Another possible threat to the validity of any survey pertains to the wording and order of questions and options, as this will shape the collected information. As a specific example, the abstract wording of the options of the item certainty seemed to anchor respondents to the first, most restrictive alternatives. If we had reworded to emphasize that 50% certainty corresponds to “finding it more likely that ADHD is the correct diagnosis than not”, the response distribution would likely have been different.

Lastly, we cannot know for certain how much of the actual variation we have succeeded in extracting with our items, and we do not know how respondents would truly act in practical situations. It may be that clinicians who consider themselves similarly restrictive or liberal according to our scale will still make different decisions when faced with comparable cases in clinical practice.

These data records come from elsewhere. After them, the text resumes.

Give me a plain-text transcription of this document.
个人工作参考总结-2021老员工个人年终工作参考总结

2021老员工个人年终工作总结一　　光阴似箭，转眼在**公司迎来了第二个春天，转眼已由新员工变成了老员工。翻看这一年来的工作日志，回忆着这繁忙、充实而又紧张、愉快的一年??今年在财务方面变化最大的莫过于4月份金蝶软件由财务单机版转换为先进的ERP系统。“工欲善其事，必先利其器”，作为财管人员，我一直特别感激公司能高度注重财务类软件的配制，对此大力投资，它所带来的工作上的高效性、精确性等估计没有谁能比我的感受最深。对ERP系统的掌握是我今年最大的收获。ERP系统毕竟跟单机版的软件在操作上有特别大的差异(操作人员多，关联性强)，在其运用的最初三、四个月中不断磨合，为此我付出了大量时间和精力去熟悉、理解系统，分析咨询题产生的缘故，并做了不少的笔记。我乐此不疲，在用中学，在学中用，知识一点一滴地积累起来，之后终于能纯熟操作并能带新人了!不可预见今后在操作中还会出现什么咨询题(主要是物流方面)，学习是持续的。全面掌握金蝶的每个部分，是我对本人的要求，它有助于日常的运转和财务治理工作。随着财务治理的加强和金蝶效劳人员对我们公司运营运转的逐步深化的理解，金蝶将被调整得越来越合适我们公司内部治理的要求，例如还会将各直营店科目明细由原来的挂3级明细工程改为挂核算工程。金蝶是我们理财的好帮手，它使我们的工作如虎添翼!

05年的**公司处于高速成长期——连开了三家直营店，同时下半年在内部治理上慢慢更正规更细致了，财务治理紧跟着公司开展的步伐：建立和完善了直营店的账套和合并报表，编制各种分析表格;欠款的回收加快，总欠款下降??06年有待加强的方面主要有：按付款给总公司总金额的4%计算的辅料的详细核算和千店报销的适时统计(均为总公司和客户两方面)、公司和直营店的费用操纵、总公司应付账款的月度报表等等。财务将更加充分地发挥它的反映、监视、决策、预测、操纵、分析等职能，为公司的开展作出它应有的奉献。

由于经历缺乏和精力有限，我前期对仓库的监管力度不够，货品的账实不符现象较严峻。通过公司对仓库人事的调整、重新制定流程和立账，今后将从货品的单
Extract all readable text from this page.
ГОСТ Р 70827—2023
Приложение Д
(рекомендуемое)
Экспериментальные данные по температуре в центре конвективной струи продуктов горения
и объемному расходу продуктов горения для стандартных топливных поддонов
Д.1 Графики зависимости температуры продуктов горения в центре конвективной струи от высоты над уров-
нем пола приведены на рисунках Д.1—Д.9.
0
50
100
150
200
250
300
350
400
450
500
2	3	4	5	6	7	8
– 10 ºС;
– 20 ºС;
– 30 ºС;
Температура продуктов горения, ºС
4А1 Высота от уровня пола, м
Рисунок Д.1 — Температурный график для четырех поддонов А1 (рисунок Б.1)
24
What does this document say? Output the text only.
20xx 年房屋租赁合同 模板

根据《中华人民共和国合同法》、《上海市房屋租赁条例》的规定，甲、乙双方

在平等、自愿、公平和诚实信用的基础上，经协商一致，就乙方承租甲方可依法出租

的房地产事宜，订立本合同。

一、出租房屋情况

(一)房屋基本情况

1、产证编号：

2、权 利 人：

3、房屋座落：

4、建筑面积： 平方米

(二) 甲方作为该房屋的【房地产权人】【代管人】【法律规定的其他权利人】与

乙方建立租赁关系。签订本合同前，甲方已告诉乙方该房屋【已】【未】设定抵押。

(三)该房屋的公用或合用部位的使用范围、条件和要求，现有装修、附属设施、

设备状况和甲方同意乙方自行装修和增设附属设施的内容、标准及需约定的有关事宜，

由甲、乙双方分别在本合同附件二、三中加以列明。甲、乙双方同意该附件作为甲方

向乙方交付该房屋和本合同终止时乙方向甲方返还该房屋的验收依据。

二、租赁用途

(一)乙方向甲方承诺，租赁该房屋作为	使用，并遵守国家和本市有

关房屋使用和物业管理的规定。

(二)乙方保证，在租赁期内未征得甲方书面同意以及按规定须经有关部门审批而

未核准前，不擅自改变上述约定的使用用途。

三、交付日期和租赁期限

Together, these challenges may explain why our findings did not show clear associations between clinicians’ individual attitudes and group affiliation, leaving the question about clinical practice cultures as a reason for geographical variation in rates of ADHD still unsettled.

Conclusion

This survey has succeeded in measuring attitudes toward ADHD diagnosis and medication among Norwegian clinicians. We have demonstrated large variation in attitudes between clinicians working in the field, which in turn suggests that clinical practice varies between individual clinicians. However, we did not find large group differences based on clinic affiliation or other background variables. Our results thus do not point to variation in individual attitudes as a main reason for the geographic variation in diagnosis and medication rates. While this alone does not rule out local practice cultures as a reason for the variation, it suggests that any existing practice cultures are driven by forces other than conscious or idealistic differences that we have studied in this survey. As this is an explorative study, its results must be interpreted with some caution. There is need for further research on the potential influence of practice culture on the observed geographic variations in prevalence and treatment of ADHD.